En apparence, Vincent et moi étions en guerre froide. Il a essayé de s’excuser plusieurs fois, mais je l’ai repoussé par un silence glacial.
Puis, jeudi soir, il a frappé à la porte de la chambre. « Elena, nous devons parler. »
Je lui ai ouvert. Il se tenait là, épuisé.
« L’anniversaire du Boss est ce samedi », a-t-il dit en me regardant droit dans les yeux, « Toute la famille Romano sera là, ainsi que tous nos partenaires. »
« Et alors ? »
« J’ai besoin que tu sois là avec moi. » Il a marqué une pause. « En tant que mon épouse. »
J’ai laissé échapper un rire froid. « Maintenant tu te souviens que je suis ta femme ? »
« Elena, je sais que tu es en colère. Je sais que j’ai fait une erreur », a dit Vincent d’une voix basse. « Mais est-ce qu’on peut juste... arrêter ça pour une nuit ? Au moins devant mon père... est-ce qu’on peut juste... »
« Quoi ? »
« Faire une trêve ? » Il avait l’air fatigué. « Tu sais à quel point ils valorisent notre mariage, à quel point ils aiment nous voir ensemble. Je ne veux pas qu’il s’inquiète. Après la soirée, on pourra recommencer à régler ça. »
Je l’ai regardé, ma décision déjà prise. Ce serait ma dernière représentation en tant qu’Elena Romano. Mon dernier adieu à cette famille et à ce mariage mensonger.
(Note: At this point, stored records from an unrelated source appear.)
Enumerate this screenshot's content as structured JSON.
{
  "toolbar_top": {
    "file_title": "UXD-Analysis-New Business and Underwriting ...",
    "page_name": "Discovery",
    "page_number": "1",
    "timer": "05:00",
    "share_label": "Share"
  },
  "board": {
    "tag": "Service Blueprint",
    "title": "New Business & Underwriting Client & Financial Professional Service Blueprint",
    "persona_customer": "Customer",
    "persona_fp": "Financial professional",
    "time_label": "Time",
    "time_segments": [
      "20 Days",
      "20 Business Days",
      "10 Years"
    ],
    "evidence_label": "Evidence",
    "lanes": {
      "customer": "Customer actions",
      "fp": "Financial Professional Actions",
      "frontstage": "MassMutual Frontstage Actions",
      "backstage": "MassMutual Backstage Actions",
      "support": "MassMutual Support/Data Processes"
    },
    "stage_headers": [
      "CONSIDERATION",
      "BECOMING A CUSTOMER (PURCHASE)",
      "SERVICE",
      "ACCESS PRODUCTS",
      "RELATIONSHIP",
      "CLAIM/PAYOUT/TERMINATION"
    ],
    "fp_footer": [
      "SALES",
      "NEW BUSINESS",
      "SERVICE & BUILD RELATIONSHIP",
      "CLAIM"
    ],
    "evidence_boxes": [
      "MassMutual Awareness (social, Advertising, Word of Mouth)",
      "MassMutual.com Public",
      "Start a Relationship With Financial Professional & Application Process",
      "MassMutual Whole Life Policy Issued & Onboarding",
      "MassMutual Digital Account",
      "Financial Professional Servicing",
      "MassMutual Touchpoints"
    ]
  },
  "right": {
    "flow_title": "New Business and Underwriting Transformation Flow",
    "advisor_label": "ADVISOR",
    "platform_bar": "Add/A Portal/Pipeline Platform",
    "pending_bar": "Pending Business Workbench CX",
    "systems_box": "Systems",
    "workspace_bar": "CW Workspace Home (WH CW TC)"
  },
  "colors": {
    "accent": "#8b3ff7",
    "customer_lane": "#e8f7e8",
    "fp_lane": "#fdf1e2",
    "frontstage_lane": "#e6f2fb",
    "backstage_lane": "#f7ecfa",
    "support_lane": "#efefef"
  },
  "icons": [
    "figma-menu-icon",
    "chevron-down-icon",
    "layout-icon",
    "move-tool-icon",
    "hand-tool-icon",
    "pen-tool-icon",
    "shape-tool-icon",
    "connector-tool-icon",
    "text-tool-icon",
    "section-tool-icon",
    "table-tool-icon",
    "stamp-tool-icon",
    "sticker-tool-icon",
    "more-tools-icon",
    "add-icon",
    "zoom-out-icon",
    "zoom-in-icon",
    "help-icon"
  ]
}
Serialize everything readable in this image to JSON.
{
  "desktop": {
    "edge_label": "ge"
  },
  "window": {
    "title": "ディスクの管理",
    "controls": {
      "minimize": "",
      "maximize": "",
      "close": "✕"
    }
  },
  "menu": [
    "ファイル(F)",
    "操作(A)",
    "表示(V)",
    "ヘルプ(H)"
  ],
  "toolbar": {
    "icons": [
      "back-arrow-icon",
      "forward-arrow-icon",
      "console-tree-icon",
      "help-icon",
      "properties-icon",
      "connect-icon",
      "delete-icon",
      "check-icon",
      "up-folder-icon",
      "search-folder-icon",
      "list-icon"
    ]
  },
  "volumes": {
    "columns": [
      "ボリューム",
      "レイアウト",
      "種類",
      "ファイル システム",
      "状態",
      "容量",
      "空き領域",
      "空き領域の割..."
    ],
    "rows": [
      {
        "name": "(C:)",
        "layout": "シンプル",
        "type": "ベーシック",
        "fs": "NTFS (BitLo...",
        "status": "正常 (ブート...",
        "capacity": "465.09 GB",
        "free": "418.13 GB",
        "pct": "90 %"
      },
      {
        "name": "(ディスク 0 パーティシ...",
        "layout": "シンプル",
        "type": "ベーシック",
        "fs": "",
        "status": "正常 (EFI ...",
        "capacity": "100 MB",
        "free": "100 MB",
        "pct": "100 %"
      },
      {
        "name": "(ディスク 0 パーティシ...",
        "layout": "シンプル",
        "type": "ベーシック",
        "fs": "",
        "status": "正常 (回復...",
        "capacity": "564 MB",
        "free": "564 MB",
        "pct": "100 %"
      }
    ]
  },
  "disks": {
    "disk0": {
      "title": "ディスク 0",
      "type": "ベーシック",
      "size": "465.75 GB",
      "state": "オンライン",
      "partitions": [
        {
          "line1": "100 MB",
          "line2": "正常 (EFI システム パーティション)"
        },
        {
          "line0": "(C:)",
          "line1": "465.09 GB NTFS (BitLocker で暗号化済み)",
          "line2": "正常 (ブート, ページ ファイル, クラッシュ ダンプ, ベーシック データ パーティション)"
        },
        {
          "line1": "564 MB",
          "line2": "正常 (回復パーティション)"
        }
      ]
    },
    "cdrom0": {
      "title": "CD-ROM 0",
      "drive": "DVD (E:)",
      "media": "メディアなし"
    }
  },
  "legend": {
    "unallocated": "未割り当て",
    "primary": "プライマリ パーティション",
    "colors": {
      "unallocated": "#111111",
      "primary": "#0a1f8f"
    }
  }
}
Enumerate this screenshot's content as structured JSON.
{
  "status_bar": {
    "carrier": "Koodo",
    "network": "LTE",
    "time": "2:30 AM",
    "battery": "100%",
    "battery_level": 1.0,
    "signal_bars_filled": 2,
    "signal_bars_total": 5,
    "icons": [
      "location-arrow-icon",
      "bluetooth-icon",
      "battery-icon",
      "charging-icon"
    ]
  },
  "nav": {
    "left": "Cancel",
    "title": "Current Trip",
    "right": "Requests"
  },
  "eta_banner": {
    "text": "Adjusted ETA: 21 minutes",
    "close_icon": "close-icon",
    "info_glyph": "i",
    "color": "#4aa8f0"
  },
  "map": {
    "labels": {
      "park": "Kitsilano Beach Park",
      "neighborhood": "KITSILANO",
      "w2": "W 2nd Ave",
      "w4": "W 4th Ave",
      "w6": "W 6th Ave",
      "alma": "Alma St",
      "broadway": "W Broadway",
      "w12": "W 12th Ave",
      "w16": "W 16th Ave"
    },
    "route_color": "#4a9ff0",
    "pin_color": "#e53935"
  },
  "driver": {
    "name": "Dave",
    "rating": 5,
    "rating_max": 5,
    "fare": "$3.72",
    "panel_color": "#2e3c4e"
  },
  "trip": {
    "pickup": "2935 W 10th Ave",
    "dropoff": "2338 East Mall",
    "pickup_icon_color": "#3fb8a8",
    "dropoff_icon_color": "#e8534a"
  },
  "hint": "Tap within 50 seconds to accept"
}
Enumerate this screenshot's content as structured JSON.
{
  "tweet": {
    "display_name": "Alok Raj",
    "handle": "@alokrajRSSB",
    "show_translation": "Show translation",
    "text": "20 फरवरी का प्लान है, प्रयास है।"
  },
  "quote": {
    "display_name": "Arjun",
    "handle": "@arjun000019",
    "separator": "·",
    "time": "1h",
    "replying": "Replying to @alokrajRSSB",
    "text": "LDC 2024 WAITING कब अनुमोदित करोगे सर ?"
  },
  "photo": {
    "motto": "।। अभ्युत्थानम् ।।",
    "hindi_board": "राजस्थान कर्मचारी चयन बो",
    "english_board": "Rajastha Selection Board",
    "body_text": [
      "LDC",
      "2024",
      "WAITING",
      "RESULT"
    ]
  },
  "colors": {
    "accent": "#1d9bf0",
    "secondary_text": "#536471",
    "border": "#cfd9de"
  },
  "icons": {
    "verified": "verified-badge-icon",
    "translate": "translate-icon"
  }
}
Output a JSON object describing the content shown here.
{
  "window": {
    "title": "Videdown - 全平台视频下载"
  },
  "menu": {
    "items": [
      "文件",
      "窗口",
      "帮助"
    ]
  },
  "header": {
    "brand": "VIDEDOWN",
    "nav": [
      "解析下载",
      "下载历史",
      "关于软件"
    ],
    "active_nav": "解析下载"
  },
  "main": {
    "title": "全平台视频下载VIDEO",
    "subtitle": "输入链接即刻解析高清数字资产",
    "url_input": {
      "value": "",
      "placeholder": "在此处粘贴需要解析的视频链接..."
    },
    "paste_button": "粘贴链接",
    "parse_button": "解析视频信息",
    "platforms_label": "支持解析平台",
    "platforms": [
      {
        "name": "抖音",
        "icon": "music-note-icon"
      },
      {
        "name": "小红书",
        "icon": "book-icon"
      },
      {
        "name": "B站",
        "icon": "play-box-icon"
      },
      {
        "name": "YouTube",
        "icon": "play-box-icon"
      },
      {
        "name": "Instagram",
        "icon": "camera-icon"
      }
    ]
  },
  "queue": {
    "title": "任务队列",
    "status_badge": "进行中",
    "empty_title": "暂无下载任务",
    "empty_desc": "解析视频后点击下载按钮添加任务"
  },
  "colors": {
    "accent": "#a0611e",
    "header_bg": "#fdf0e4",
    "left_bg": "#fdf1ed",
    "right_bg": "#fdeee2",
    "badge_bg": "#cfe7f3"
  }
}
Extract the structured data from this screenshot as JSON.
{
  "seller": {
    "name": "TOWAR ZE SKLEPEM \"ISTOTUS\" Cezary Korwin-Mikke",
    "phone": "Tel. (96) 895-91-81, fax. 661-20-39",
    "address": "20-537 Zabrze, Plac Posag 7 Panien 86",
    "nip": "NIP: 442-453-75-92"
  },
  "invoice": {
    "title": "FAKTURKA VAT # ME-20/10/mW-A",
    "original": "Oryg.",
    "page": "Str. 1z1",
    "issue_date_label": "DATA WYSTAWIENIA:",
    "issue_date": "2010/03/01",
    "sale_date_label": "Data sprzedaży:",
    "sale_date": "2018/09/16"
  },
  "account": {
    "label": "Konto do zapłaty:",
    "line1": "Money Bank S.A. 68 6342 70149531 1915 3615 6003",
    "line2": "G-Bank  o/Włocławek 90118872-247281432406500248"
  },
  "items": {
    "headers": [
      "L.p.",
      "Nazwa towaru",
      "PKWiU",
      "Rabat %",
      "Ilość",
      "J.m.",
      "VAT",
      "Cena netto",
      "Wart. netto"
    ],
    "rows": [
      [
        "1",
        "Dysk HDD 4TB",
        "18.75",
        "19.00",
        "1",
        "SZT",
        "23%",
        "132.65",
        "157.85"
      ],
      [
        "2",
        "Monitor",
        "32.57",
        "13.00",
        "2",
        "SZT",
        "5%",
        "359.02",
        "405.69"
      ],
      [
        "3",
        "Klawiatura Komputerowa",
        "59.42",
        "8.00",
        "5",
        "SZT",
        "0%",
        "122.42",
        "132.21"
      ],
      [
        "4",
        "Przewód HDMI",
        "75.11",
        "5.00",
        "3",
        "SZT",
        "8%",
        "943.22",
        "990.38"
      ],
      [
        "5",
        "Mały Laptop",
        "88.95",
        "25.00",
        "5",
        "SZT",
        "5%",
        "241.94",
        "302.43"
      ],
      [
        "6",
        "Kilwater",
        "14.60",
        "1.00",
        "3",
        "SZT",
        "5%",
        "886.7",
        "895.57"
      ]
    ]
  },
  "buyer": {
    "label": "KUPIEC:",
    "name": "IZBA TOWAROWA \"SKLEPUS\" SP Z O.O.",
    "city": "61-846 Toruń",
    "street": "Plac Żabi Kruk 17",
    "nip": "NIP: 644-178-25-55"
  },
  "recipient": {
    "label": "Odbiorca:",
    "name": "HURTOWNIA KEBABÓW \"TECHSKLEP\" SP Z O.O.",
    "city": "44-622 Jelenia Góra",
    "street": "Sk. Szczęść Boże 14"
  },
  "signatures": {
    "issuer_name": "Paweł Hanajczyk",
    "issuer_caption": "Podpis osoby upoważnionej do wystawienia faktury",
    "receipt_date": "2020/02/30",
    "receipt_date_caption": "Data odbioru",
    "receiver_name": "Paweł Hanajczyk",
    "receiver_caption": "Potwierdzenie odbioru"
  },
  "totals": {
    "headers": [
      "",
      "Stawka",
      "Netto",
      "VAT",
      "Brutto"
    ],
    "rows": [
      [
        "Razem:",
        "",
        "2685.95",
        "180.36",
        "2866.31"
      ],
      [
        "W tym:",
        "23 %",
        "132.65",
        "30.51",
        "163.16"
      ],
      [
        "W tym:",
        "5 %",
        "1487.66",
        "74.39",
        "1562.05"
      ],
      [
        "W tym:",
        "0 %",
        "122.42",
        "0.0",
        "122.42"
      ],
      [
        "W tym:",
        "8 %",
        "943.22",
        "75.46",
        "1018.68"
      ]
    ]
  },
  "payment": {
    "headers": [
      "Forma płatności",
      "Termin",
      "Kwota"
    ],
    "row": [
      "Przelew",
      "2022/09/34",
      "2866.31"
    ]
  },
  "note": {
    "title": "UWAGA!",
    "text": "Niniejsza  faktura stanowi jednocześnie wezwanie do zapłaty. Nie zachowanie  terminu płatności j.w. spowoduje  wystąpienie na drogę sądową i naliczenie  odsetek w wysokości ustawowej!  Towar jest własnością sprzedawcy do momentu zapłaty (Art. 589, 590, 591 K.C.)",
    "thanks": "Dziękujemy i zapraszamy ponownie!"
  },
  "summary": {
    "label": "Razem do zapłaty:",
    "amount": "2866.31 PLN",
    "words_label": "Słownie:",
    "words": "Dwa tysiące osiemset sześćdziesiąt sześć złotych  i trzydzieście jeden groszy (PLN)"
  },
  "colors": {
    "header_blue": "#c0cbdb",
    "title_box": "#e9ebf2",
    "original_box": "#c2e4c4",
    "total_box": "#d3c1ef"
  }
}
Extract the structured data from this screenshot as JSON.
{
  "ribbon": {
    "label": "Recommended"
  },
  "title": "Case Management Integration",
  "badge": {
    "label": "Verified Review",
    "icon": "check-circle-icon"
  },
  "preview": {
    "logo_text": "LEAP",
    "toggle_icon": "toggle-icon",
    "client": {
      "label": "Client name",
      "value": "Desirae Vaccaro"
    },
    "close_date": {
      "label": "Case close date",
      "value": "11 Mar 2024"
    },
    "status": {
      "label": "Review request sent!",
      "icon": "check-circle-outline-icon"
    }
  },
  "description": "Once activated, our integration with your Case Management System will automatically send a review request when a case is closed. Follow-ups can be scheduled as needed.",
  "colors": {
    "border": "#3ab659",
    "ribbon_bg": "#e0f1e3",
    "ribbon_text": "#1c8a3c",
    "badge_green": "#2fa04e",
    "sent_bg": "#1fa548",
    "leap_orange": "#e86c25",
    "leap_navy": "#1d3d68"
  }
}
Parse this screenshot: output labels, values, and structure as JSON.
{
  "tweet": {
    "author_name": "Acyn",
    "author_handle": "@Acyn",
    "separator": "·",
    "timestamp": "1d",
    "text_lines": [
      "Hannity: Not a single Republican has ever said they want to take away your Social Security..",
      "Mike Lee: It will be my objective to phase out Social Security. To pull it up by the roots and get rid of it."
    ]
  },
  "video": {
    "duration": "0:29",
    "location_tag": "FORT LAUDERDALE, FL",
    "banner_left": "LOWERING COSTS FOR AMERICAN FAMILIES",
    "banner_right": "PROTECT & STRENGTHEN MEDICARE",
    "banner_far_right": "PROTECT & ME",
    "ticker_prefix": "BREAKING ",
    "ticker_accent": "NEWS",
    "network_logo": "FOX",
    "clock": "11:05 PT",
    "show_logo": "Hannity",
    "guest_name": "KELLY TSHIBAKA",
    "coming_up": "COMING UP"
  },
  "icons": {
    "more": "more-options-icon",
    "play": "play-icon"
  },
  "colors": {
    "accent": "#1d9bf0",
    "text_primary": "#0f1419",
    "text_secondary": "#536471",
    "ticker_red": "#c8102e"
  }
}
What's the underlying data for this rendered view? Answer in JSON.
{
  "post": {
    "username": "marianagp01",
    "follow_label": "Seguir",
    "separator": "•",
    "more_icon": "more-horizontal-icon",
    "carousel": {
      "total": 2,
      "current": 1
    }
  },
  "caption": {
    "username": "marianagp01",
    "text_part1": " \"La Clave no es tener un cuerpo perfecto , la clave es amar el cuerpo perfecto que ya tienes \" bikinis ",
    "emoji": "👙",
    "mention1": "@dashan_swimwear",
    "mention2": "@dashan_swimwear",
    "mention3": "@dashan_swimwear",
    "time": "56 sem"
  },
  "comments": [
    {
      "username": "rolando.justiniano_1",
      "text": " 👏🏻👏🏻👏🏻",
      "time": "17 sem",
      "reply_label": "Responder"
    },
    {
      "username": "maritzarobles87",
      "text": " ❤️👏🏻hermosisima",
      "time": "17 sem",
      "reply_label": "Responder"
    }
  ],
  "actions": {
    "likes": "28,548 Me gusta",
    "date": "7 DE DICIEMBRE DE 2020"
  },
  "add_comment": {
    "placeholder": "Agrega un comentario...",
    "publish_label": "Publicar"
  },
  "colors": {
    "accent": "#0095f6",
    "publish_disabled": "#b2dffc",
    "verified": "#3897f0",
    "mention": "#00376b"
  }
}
« D’accord », ai-je accepté, « Mais c’est la dernière fois. »
Un soulagement a traversé le visage de Vincent. « Merci, Elena. »
Le samedi soir, j’ai mis la robe en soie rouge foncé — celle que Vincent préférait. Pas pour lui, mais pour la fin parfaite de cette pièce.
« Tu es magnifique », a dit Vincent en m’attendant à la porte. Il portait un costume noir impeccable et ressemblait à l’homme que j’avais autrefois cru aimer.
Si seulement je n’avais pas connu la vérité.
J’ai pris son bras, son parfum familier m’enveloppant, mais j’ai gardé mon corps aussi loin du sien que possible. Ce serait la dernière fois que nous nous touchions.
La soirée avait lieu dans le club privé de la famille Romano, dont la grande salle était remplie de personnalités parmi les plus influentes du milieu new-yorkais et de la haute société.
À l’entrée de la salle de bal, Vincent s’est soudain arrêté et m’a attirée contre lui, son bras autour de ma taille.
« Je t’aime », a-t-il murmuré à mon oreille. Puis, devant tout le monde, il s’est penché pour m’embrasser. J’ai tourné légèrement la tête pour que ses lèvres touchent ma joue au lieu de ma bouche.
Vincent s’est figé.
La foule n’a pas vu notre lutte silencieuse. Elle a simplement souri et applaudi, murmurant que nous formions un couple parfait.
J’ai gardé un sourire parfait sur mon visage, mais à l’intérieur, je ne ressentais rien.
Mais en entrant dans la grande salle, j’ai vu quelque chose qui m’a glacé le sang.
Sophia était assise à la table d’honneur. Elle portait une robe de maternité bleu pâle, son ventre de grossesse désormais visible. Et elle occupait la place qui aurait dû être la mienne — celle de l’épouse de Vincent.
Elle nous a souri, comme si elle était la maîtresse des lieux.